HESI LPN
Adult Health 2 Exam 1
1. The nurse is providing discharge teaching to a client with newly diagnosed type 2 diabetes mellitus. Which instruction is most important to prevent complications?
- A. Monitor blood glucose levels regularly
- B. Maintain a low-fat diet
- C. Exercise regularly
- D. Take medication as prescribed
Correct answer: A
Rationale: Regular monitoring of blood glucose levels is crucial in managing diabetes and preventing complications. This allows the client and healthcare team to make timely adjustments to the treatment plan. While maintaining a low-fat diet, exercising regularly, and taking medication as prescribed are all important aspects of diabetes management, monitoring blood glucose levels takes precedence as it provides real-time information about the client's condition and helps prevent acute complications.
2. What is the most important action to prevent complications while caring for a client receiving enteral nutrition via a nasogastric tube?
- A. Check tube placement before each feeding
- B. Flush the tube with water before and after each feeding
- C. Elevate the head of the bed to 30 degrees
- D. Administer the feeding at room temperature
Correct answer: A
Rationale: Checking tube placement before each feeding is crucial to prevent aspiration, a serious complication of enteral nutrition.
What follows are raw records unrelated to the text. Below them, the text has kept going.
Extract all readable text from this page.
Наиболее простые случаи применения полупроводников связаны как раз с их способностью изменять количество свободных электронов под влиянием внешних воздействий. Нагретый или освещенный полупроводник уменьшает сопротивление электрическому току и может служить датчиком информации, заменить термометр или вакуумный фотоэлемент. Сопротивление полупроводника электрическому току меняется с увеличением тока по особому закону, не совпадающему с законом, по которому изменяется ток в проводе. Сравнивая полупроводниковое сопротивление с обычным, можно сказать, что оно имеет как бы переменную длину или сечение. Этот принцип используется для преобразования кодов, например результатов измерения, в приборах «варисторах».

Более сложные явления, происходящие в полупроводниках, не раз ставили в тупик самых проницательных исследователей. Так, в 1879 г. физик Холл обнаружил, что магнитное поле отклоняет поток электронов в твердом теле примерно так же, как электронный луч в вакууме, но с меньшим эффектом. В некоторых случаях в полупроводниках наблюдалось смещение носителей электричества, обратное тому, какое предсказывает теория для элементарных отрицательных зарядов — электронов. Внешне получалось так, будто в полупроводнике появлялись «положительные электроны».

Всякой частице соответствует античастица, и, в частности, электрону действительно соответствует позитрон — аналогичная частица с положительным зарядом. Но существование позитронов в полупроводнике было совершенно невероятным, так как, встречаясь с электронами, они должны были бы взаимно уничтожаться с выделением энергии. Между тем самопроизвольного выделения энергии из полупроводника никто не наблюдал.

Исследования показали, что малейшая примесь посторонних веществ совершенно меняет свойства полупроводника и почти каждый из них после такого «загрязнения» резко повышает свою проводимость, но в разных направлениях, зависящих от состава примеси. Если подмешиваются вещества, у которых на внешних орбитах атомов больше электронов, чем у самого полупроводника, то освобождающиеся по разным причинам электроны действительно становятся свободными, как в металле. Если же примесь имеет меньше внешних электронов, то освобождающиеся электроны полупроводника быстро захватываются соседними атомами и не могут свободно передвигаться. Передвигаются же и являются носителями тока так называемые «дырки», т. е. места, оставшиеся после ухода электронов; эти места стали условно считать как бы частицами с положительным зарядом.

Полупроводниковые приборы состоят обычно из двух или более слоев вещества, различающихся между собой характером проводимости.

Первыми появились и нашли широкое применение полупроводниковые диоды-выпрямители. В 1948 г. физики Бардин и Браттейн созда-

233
Ensuring the tube is correctly positioned in the stomach helps avoid the risk of the feeding going into the lungs, which can lead to aspiration pneumonia. Flushing the tube with water (Choice B) is important for maintaining tube patency but is not the most critical action to prevent complications. Elevating the head of the bed (Choice C) helps reduce the risk of aspiration but is not as crucial as verifying tube placement. Administering the feeding at room temperature (Choice D) is more related to patient comfort and does not directly address the prevention of complications associated with enteral nutrition via a nasogastric tube.
3. A client is receiving dexamethasone (Decadron). What symptoms should the nurse recognize as Cushingoid side effects?
- A. Moon face, slow wound healing, muscle wasting, sodium and water retention
- B. Tachycardia, hypertension, weight loss, heat intolerance, nervousness, restlessness, tremor
- C. Bradycardia, weight gain, cold intolerance, myxedema facies and periorbital edema
- D. Hyperpigmentation, hyponatremia, hyperkalemia, dehydration, hypotension
Correct answer: A
Rationale: Cushingoid side effects are characteristic of excess corticosteroid use, such as dexamethasone. These include moon face (rounding of the face), slow wound healing, muscle wasting, and sodium and water retention. Options B, C, and D describe symptoms that are not typically associated with Cushingoid side effects. Tachycardia, hypertension, weight loss, heat intolerance, nervousness, restlessness, tremor (Option B) are not typical of Cushingoid effects, while bradycardia, weight gain, cold intolerance, myxedema facies, and periorbital edema (Option C) are more indicative of hypothyroidism. Hyperpigmentation, hyponatremia, hyperkalemia, dehydration, and hypotension (Option D) are not classical features of Cushingoid side effects.
4. To assess pedal pulses, which arterial sites should the nurse palpate? (Select all that apply)
- A. Posterior tibial artery
- B. Radial artery
- C. External iliac artery
- D. Dorsalis pedis artery
Correct answer: D
Rationale: The correct answer is D: Dorsalis pedis artery. When assessing pedal pulses, the nurse should palpate the dorsalis pedis artery and the posterior tibial artery. The radial artery is located in the wrist and is not a site for assessing pedal pulses. The external iliac artery is not a correct site for assessing pedal pulses in the lower extremities, making it the correct answer.
5. A client with a diagnosis of osteoporosis is prescribed alendronate (Fosamax). What is the most important instruction the nurse should provide?
- A. Take the medication in the morning on an empty stomach.
- B. Take the medication at bedtime.
- C. Remain upright for at least 30 minutes after taking the medication.
- D. Take the medication with a full glass of water.
Correct answer: D
Rationale: The most important instruction the nurse should provide to a client prescribed alendronate (Fosamax) for osteoporosis is to take the medication with a full glass of water. This is crucial to help prevent esophageal irritation. Option A is correct as alendronate should be taken in the morning on an empty stomach. Option C is incorrect because the client should remain upright for at least 30 minutes after taking the medication, not lie down. Option B is incorrect and a duplicate of Option A.